PVP: Polar Representation Boost for 3D Semantic Occupancy Prediction
Yujing Xue, Jiaxiang Liu, Jiawei Du, Joey Tianyi Zhou
TL;DR
The paper tackles dense 3D semantic occupancy prediction using polar coordinate representations, which suffer from feature distortion and non-uniform voxel distribution. It introduces Polar Voxel Occupancy Predictor (PVP), combining Global Representation Propagation (GRP) and Plane Decomposed Convolution (PD-Conv) to address distortion and enable effective global feature propagation in polar volumes. Through a dual backbonding architecture (3D PD-Conv backbone and 2D image-to-3D backbone) with multimodal fusion, GRP-based long-range attention, and a polar-aware head that converts to Cartesian voxels, PVP achieves substantial improvements on the OpenOccupancy benchmark across input modalities, including LiDAR-only and LiDAR+image setups.

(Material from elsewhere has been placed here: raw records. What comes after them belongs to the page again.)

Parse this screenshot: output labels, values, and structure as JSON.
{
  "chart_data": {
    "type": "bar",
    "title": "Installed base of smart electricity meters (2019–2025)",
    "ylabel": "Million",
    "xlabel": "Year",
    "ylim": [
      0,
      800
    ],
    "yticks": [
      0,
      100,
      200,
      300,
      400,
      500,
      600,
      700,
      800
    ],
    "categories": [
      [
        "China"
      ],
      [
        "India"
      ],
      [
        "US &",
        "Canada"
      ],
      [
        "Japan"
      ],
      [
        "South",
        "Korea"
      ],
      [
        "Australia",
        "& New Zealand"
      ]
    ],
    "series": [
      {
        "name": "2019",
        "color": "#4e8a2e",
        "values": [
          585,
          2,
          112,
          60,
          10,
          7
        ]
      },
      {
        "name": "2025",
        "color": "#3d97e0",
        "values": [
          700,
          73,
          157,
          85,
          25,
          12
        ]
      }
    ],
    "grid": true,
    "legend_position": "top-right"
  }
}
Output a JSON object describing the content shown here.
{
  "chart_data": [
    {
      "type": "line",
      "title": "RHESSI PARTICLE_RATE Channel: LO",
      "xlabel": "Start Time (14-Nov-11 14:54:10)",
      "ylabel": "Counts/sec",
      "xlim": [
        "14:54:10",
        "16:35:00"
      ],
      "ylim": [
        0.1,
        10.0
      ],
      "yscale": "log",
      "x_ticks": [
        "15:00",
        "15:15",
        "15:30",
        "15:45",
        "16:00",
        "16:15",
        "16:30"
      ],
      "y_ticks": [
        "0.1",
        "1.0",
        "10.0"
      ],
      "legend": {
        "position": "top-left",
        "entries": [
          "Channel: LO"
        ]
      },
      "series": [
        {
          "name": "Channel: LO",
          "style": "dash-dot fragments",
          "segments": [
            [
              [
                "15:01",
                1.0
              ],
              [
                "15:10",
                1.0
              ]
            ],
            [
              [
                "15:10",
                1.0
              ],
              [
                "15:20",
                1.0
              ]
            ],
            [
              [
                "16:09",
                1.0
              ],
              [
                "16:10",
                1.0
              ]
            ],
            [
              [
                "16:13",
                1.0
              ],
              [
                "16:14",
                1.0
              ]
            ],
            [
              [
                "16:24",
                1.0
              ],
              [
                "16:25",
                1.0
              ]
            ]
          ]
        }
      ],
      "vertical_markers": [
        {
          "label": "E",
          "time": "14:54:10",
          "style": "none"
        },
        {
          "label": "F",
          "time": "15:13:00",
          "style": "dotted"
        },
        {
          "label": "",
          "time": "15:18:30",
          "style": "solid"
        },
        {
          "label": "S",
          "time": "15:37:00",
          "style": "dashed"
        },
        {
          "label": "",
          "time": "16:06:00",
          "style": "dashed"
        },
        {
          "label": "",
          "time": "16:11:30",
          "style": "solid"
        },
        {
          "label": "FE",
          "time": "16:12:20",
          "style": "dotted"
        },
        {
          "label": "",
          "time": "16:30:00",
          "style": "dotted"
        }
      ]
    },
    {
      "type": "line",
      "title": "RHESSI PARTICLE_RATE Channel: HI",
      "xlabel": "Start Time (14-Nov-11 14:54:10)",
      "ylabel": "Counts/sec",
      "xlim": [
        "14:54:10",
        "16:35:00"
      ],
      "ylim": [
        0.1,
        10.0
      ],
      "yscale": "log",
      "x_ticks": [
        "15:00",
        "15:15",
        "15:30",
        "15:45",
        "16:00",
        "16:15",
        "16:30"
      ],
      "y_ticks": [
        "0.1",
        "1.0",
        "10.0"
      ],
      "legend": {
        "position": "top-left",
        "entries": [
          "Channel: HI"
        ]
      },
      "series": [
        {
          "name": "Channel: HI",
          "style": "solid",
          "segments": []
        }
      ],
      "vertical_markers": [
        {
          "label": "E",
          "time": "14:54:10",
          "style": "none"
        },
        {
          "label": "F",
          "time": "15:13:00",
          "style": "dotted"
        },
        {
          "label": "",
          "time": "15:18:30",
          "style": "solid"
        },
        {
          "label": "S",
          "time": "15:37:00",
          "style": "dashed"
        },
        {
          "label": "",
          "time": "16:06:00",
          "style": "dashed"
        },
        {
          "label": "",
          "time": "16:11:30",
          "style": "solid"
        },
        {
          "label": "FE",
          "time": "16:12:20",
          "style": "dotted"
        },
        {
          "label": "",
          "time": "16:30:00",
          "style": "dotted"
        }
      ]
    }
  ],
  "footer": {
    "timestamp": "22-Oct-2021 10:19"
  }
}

The results demonstrate the viability of polar representations for dense 3D occupancy and highlight the practical potential for robust autonomous-driving perception with distorted polar grids.
Abstract
Recently, polar coordinate-based representations have shown promise for 3D perceptual tasks. Compared to Cartesian methods, polar grids provide a viable alternative, offering better detail preservation in nearby spaces while covering larger areas. However, they face feature distortion due to non-uniform division. To address these issues, we introduce the Polar Voxel Occupancy Predictor (PVP), a novel 3D multi-modal predictor that operates in polar coordinates. PVP features two key design elements to overcome distortion: a Global Represent Propagation (GRP) module that integrates global spatial data into 3D volumes, and a Plane Decomposed Convolution (PD-Conv) that simplifies 3D distortions into 2D convolutions. These innovations enable PVP to outperform existing methods, achieving significant improvements in mIoU and IoU metrics on the OpenOccupancy dataset.